Was die Briten ausverhandelt haben - den Anreiz zu setzen, dass Menschen ins Land kommen, die sich hier tatsächlich etwas aufbauen und im Job aktiv sein wollen - halte ich für einen guten Ansatz. Welchen Anreiz setzt ein Land bei der Einwanderung? Wir sind ein Land, wo man sehr hohe Steuern bezahlt. Da ist gleich einmal die Hälfte vom Einkommen weg. Wenn jemand sagt, er möchte etwas leisten und etwas verdienen, geht er nicht nach Österreich. Aber die Menschen finden sofort ihr Netz in der Mindestsicherung. Das ist nicht der Anreiz den ich bei der Einwanderung setzen will.

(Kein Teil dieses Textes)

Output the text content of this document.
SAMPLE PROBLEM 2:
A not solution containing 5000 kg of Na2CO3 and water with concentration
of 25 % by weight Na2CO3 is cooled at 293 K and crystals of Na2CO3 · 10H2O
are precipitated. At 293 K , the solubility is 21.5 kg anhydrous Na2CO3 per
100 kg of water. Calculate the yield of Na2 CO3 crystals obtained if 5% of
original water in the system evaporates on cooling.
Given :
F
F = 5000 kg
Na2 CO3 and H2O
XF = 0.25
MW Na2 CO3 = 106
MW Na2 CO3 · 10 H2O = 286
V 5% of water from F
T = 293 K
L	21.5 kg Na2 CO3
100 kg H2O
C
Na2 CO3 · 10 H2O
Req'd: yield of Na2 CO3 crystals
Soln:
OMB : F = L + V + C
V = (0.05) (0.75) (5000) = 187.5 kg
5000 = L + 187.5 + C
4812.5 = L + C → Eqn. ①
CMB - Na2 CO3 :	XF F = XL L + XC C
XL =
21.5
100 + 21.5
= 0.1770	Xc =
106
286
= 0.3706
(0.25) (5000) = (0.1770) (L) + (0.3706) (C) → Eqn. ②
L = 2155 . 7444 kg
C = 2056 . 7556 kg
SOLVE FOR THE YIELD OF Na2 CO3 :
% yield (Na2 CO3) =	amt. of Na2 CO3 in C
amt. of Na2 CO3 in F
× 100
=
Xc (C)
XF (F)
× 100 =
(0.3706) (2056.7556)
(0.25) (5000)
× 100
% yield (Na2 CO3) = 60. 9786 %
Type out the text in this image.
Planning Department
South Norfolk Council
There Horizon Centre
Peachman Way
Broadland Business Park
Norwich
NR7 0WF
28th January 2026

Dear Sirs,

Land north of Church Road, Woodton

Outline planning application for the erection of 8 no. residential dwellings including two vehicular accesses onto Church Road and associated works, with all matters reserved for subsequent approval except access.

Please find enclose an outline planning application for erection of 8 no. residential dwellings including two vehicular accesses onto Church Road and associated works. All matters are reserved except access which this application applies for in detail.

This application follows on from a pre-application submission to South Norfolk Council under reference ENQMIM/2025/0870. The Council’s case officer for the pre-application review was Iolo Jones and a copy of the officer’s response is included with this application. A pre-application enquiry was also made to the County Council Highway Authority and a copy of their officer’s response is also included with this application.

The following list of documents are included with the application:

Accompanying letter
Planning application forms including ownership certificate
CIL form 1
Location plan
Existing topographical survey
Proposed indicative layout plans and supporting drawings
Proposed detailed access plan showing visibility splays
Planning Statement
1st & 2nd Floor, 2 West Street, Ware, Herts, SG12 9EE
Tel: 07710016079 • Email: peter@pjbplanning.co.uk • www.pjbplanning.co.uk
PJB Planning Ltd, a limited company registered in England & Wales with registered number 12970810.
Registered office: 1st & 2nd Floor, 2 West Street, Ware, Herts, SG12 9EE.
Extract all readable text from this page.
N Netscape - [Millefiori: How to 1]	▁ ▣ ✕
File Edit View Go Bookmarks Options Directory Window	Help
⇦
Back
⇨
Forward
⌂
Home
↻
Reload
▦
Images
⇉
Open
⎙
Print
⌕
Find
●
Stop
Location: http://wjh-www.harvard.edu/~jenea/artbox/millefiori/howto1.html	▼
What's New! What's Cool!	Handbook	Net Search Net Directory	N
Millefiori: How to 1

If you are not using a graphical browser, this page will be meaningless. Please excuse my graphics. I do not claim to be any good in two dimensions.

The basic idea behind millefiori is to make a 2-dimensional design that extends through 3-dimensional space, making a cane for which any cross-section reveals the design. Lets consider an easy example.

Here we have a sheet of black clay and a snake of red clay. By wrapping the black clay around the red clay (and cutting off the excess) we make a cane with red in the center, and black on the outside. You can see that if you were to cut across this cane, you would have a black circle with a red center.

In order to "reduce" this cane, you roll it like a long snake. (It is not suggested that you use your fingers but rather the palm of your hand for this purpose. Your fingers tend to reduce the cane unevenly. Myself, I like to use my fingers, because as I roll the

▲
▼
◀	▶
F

Asyl ist eine völlig andere Schiene. Asyl heißt Menschen zu helfen, die verfolgt werden und sich nicht wehren können. Meine Tochter hat viele Freunde, deren Eltern aus dem Ausland zu uns gekommen sind und sich alle etwas aufgebaut haben. Genau diese Leute sollen wir einladen und holen. Ich glaube, diesen Zugang - den sich die Briten erkämpft haben - sollte man eigentlich in allen Ländern der Europäischen Union umsetzen.

Griss

Momentan ist das natürlich eine Kooperation auf europäischer Ebene in der Flüchtlingsfrage. Das können wir nur gemeinsam lösen. Da gibt es keinen erfolgversprechenden Alleingang. Ich finde ja den Alleingang mit der Westbalkankonferenz kurzsichtig. Man kann doch nicht sagen, das ist das Problem der Griechen, weil die Flüchtlinge dort ankommen. Wollen wir, dass der griechische Staat endgültig kaputt geht? Auch die Dominotheorie ist für mich zutiefst inhuman. Unsere Politiker haben gesagt, wenn wir die Grenzen zumachen, müssen das die anderen auch. Bei Domino geht es doch um das Umfallen von Steinen. Und wer fällt denn da um? Die Menschen, die unterwegs sind. Daher finde ich das absolut inakzeptabel. Das sind politische, taktische Ansagen, und ich finde, das gehört sich nicht.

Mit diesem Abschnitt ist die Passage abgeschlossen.